When you think of Abu Ghraib, the U.S. run prison set up to house those deemed a threat during the U.S. insurgence in Iraq, what do you think of? O.K., perhaps I’m being a little coy as mere mention of Abu Ghraib automatically conjures images of grotesque horrors like torture, humiliation and death apparently perpetrated by low ranking American soldiers assigned to guard the prison. While Abu Ghraib isn’t exactly new ground for documentaries, Errol Morris has taken a different approach. His is a more in-depth look at the prison via those pesky photos and, more importantly, at what “really” happened to the detainees as well as the fine upstanding soldiers who were depicted in the released photos. Not only does “Standard Operating Procedure” look closely at visual evidence and it’s true meaning, it also strives to question the validity of any given photo and, digging deeper still, the meta meaning of a photographic image.
Throughout the run of Morris’s engaging blog in the “New York Times,” Morris has begged the question: “is seeing really believing?” While it can become headache inducing to peel back layer upon layer of exhumed evidence in Morris’s examples, it’s still fascinating stuff. In current interviews on the film, Morris contends that while the photos of prisoner abuse that were unearthed do show inappropriate behavior, some of the more twisted and gross tactics used are actually standard operating procedure. Plus, they hardly begin to scratch the surface of what was “really” being shown, what was being left out and what lead up to the photo or took place after it was snapped. To judge a person and their actions as we all judged the soldiers and their acts in the aforementioned photos, shouldn’t all the facts be examined? Morris thinks so and having viewed “Standard Operating Procedure,” I side with him in many ways. In short, a photo is only showing exactly what occurred in that moment in time. No lead up, no cause, no effect and that’s just one aspect Morris delves into in this intelligent and frightening film. Quite frankly “Standard Operating Procedure” is the scariest movie I’ve seen since “Jesus Camp.” In fact I’d go so far as to say this is a thinking person’s torture-porn movie.

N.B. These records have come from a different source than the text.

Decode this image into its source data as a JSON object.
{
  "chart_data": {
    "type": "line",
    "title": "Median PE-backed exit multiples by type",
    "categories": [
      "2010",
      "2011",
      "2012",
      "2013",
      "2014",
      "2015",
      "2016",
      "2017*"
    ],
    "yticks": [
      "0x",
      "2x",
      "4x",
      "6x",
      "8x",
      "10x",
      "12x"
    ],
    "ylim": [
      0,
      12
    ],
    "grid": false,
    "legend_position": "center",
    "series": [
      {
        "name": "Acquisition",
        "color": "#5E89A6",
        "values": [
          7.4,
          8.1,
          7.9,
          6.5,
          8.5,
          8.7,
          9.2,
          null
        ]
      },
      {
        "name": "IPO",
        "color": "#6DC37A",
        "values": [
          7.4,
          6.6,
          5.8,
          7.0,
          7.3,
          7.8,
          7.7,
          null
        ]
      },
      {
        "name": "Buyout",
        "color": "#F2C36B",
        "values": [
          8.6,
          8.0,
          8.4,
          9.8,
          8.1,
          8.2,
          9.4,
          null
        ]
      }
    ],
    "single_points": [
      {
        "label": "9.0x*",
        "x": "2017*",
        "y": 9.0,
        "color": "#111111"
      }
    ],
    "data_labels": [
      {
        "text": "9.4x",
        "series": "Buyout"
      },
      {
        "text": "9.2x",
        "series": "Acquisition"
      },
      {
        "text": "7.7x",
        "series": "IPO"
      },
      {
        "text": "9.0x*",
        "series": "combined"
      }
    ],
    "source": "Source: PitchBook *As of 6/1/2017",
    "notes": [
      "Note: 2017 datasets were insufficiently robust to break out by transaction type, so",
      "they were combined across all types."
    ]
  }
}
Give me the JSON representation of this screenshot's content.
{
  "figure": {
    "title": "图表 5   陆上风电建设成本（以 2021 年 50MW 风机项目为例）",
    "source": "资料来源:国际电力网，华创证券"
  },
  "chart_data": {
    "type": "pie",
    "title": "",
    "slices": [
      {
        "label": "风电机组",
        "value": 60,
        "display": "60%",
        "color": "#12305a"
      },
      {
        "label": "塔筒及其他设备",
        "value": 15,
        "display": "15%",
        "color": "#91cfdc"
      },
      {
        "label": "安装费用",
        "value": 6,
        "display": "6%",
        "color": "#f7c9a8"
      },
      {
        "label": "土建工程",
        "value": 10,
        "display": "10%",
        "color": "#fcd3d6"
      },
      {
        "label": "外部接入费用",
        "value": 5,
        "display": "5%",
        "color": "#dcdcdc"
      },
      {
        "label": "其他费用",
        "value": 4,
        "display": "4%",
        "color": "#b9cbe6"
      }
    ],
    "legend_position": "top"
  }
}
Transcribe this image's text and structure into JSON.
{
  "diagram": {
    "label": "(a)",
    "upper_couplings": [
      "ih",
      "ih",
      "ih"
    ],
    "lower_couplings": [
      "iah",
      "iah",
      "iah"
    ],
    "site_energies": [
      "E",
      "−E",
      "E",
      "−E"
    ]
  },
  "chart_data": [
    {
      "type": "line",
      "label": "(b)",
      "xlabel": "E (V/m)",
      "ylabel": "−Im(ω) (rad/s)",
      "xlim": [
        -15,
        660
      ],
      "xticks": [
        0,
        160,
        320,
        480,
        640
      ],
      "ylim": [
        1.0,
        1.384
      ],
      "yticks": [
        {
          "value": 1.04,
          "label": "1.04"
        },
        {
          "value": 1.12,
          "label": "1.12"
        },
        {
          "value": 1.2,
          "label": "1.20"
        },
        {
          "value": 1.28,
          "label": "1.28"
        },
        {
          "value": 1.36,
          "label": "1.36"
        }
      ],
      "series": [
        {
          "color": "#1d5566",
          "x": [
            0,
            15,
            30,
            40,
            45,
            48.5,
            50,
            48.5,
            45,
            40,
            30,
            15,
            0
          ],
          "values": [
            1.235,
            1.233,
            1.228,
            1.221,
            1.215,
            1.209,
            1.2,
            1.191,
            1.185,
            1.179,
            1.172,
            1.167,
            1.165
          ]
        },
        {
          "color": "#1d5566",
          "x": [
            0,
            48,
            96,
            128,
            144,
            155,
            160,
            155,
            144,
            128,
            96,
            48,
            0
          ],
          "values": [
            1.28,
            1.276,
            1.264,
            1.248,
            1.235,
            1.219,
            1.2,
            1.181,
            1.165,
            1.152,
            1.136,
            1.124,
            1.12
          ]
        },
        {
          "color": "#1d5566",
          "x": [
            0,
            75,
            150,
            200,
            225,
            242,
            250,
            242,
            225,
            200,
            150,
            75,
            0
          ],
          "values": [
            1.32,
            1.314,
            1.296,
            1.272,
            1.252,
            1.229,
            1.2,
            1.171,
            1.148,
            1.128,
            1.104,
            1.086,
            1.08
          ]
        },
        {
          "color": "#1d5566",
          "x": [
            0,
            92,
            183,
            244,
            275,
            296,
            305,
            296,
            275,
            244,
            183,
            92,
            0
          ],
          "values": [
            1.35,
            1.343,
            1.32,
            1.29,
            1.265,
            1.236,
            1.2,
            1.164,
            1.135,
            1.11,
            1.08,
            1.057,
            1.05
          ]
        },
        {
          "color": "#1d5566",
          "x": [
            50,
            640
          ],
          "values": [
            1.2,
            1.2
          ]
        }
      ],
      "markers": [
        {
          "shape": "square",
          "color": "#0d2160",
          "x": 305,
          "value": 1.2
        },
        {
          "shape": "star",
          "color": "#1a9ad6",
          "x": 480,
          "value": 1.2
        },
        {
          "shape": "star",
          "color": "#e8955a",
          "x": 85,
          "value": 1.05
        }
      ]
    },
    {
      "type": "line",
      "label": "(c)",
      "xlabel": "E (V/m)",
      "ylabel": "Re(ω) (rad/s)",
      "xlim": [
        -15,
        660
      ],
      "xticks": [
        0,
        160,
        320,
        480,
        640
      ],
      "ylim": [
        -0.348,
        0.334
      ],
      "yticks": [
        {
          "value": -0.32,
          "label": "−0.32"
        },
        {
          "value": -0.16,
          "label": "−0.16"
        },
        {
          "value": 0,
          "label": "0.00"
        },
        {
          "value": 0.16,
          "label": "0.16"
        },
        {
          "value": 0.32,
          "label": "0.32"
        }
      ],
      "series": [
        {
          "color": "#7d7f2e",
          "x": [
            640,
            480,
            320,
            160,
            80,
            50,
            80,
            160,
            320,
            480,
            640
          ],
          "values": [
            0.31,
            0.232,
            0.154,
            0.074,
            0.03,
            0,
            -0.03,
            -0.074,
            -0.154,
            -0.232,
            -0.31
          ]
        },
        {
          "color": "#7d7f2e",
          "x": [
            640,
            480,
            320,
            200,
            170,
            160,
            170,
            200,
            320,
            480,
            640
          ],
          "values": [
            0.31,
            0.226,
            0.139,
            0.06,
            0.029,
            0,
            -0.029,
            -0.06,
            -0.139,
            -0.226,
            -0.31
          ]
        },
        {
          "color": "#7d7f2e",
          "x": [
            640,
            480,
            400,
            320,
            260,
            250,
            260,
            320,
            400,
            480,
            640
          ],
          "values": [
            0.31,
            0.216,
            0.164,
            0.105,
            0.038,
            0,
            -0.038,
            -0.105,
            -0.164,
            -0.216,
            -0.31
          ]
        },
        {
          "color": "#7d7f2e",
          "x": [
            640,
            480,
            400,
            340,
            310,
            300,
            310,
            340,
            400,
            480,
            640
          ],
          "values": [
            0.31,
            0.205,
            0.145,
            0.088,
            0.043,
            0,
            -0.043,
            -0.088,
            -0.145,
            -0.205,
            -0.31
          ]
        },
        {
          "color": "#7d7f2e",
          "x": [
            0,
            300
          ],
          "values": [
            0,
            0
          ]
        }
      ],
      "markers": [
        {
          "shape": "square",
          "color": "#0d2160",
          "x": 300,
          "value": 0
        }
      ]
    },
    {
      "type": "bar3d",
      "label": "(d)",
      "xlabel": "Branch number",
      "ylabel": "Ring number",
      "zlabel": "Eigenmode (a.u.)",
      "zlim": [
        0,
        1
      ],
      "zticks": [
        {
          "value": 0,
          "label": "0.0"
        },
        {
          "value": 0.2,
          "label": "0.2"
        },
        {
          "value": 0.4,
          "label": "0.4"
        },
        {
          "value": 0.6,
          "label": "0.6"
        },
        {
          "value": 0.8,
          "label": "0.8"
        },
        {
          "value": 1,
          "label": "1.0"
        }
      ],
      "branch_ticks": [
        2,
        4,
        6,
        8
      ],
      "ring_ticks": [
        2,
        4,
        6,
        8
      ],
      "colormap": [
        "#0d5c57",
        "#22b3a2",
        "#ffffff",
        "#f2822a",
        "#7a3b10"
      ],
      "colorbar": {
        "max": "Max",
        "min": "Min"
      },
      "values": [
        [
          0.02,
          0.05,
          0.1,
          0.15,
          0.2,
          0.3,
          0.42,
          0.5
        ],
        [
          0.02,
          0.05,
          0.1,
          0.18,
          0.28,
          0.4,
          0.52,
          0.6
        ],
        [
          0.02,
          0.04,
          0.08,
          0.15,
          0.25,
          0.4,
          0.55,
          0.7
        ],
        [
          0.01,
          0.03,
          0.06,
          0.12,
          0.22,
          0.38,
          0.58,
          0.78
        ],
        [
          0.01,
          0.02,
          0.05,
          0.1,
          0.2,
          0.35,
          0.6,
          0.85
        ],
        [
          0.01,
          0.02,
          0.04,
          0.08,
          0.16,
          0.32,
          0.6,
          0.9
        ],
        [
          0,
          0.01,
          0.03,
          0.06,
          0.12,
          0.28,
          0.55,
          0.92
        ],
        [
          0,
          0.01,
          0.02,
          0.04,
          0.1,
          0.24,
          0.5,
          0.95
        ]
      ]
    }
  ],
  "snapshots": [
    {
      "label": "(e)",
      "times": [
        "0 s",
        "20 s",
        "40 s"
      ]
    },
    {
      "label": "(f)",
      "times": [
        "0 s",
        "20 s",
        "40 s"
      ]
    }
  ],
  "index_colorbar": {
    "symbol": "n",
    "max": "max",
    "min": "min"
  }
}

Think about it. We as viewers already know something about the torture and abuse of the Abu Ghraib prisoners much as we know that many of the characters in a torture-porn film are going to get stuck in a very uncomfortable and hopefully gory situation. So when we go into “Standard Operating Procedure” or any other torture driven film, in many cases we become accomplices to the acts onscreen because we know what’s going to happen but want to see it for ourselves. There’s that darned “seeing is believing” trope again. But in “Standard Operating Procedure” it’s almost more nefarious than Id pleasing gore as Morris stages several re-enactments in which the camera takes the point of view of the torturer. You/We become the torturer and it’s more frightening than some Eli Roth flick because these events really happened. Yet rather than wallow in the freakish, terrifying house of horrors that really existed and that many modern horror films would have us remain in, I feel Morris is aiming at a different intent, albeit an ambiguous one.
Since most mainstream documentaries take a clearly leftist view of things, I liked the fact Morris wasn’t trying to cram his opinion down our throats. In his other films he’s done just that (“Thin Blue Line”) or gave his subjects enough rope to hang themselves and lead us to his point of view (“Mr. Death,” “The Fog of War”). Of course I’m not objecting to Morris’s points of view in those cases, I’m just pointing out an agenda. In “Standard Operating Procedure” the agenda is simply, lets look really, really, really closely at these photos. Let’s talk to these people. Let’s see what was going on and then we’ll look again at the photos. Maybe then we can begin to decipher what happened, why it happened and our place as a society in the whole thing. From there the viewer has to decide if he or she dares to dwell on what happened and judging by the box office performance of docs and fiction films made on Iraq, that’s not something anyone is willing to do.